Raffaella Carrà, dopotutto, non si è mai tirata indietro, non ha mai premuto per continuare a essere a tutti i costi protagonista perché sapeva di «aver già dato»: a lei bastava il calore del pubblico che la fermava per strada, non la bramosia di avere a tutti i costi una telecamera puntata addosso, e il fatto di aver accettato di fare la coach di The Voice of Italy e di essersi proposta come intervistatrice attenta e premurosa in un programma così ben fatto come A raccontare comincia tu, la sua ultima fatica televisiva, ne sono stati la dimostrazione. Di record e di traguardi potremmo citarne a bizzeffe – canzoni come «Tanti auguri» e «Pedro» non sono mai andate in pensione, senza contare il successo internazionale in Paesi come la Spagna che, d’altro canto, proprio quest’anno le ha dedicato un musical, Ballo Ballo, disponibile su Prime Video -, così come la capacità di stupire e di non tirarsi indietro davanti a niente, inclusa quella volta che si infilò una maglia di lurex fatta con le catenelle dal ferramenta senza apparire volgare o inappropriata.
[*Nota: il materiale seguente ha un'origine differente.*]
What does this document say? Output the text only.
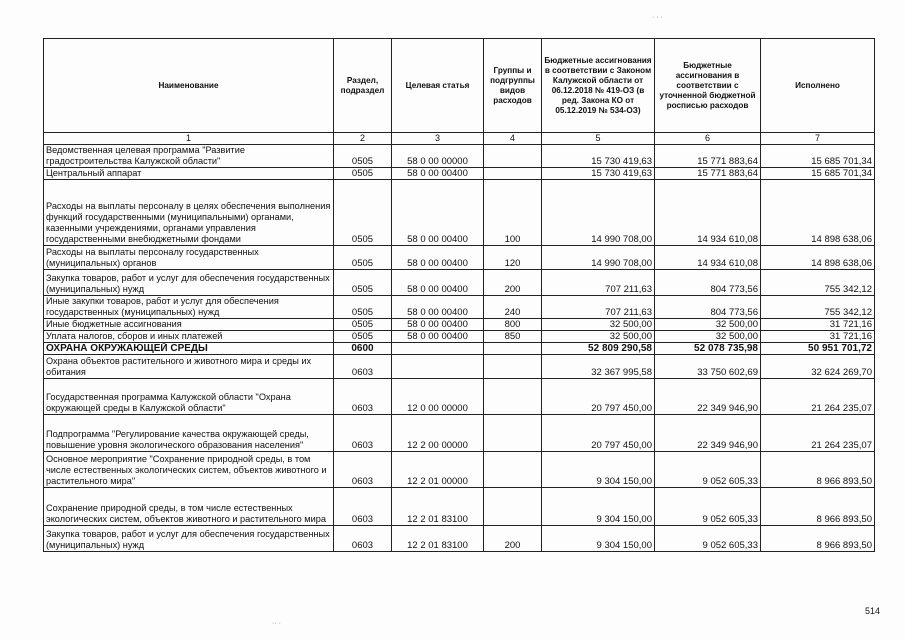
Наименование	Раздел, подраздел	Целевая статья	Группы и подгруппы видов расходов	Бюджетные ассигнования в соответствии с Законом Калужской области от 06.12.2018 № 419-ОЗ (в ред. Закона КО от 05.12.2019 № 534-ОЗ)	Бюджетные ассигнования в соответствии с уточненной бюджетной росписью расходов	Исполнено
1	2	3	4	5	6	7
Ведомственная целевая программа "Развитие градостроительства Калужской области"	0505	58 0 00 00000		15 730 419,63	15 771 883,64	15 685 701,34
Центральный аппарат	0505	58 0 00 00400		15 730 419,63	15 771 883,64	15 685 701,34
Расходы на выплаты персоналу в целях обеспечения выполнения функций государственными (муниципальными) органами, казенными учреждениями, органами управления государственными внебюджетными фондами	0505	58 0 00 00400	100	14 990 708,00	14 934 610,08	14 898 638,06
Расходы на выплаты персоналу государственных (муниципальных) органов	0505	58 0 00 00400	120	14 990 708,00	14 934 610,08	14 898 638,06
Закупка товаров, работ и услуг для обеспечения государственных (муниципальных) нужд	0505	58 0 00 00400	200	707 211,63	804 773,56	755 342,12
Иные закупки товаров, работ и услуг для обеспечения государственных (муниципальных) нужд	0505	58 0 00 00400	240	707 211,63	804 773,56	755 342,12
Иные бюджетные ассигнования	0505	58 0 00 00400	800	32 500,00	32 500,00	31 721,16
Уплата налогов, сборов и иных платежей	0505	58 0 00 00400	850	32 500,00	32 500,00	31 721,16
ОХРАНА ОКРУЖАЮЩЕЙ СРЕДЫ	0600			52 809 290,58	52 078 735,98	50 951 701,72
Охрана объектов растительного и животного мира и среды их обитания	0603			32 367 995,58	33 750 602,69	32 624 269,70
Государственная программа Калужской области "Охрана окружающей среды в Калужской области"	0603	12 0 00 00000		20 797 450,00	22 349 946,90	21 264 235,07
Подпрограмма "Регулирование качества окружающей среды, повышение уровня экологического образования населения"	0603	12 2 00 00000		20 797 450,00	22 349 946,90	21 264 235,07
Основное мероприятие "Сохранение природной среды, в том числе естественных экологических систем, объектов животного и растительного мира"	0603	12 2 01 00000		9 304 150,00	9 052 605,33	8 966 893,50
Сохранение природной среды, в том числе естественных экологических систем, объектов животного и растительного мира	0603	12 2 01 83100		9 304 150,00	9 052 605,33	8 966 893,50
Закупка товаров, работ и услуг для обеспечения государственных (муниципальных) нужд	0603	12 2 01 83100	200	9 304 150,00	9 052 605,33	8 966 893,50
514
· · ·
·· ·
Il The Guardian l’ha tributata per aver insegnato «la gioia del sesso» all’Europa, ma noi la Carrà la ricorderemo soprattutto per aver scelto, anche nella morte, di mostrare il suo lato migliore, rinunciando a quel pettegolezzo fastidioso che sarebbe scoccato qualora avesse rivelato a qualcuno della stampa la notizia della sua malattia. Sarà per questo che, ora che se n’è andata, sentiamo di aver perso una presenza rassicurante che sedeva alla nostra tavola, una professionista che ci ha insegnato a ridere, a ballare, ma anche a riflettere e a piangere: l’idea di non vederla all’Eurovision Song Contest dell’anno prossimo come madrina ad honorem – lei che alla manifestazione ha creduto fino allo stremo – un po’ ci dispiace, ma in fondo Raffaella Carrà sarà sempre con noi, perché ci ha conquistato prima col cuore e poi con la testa.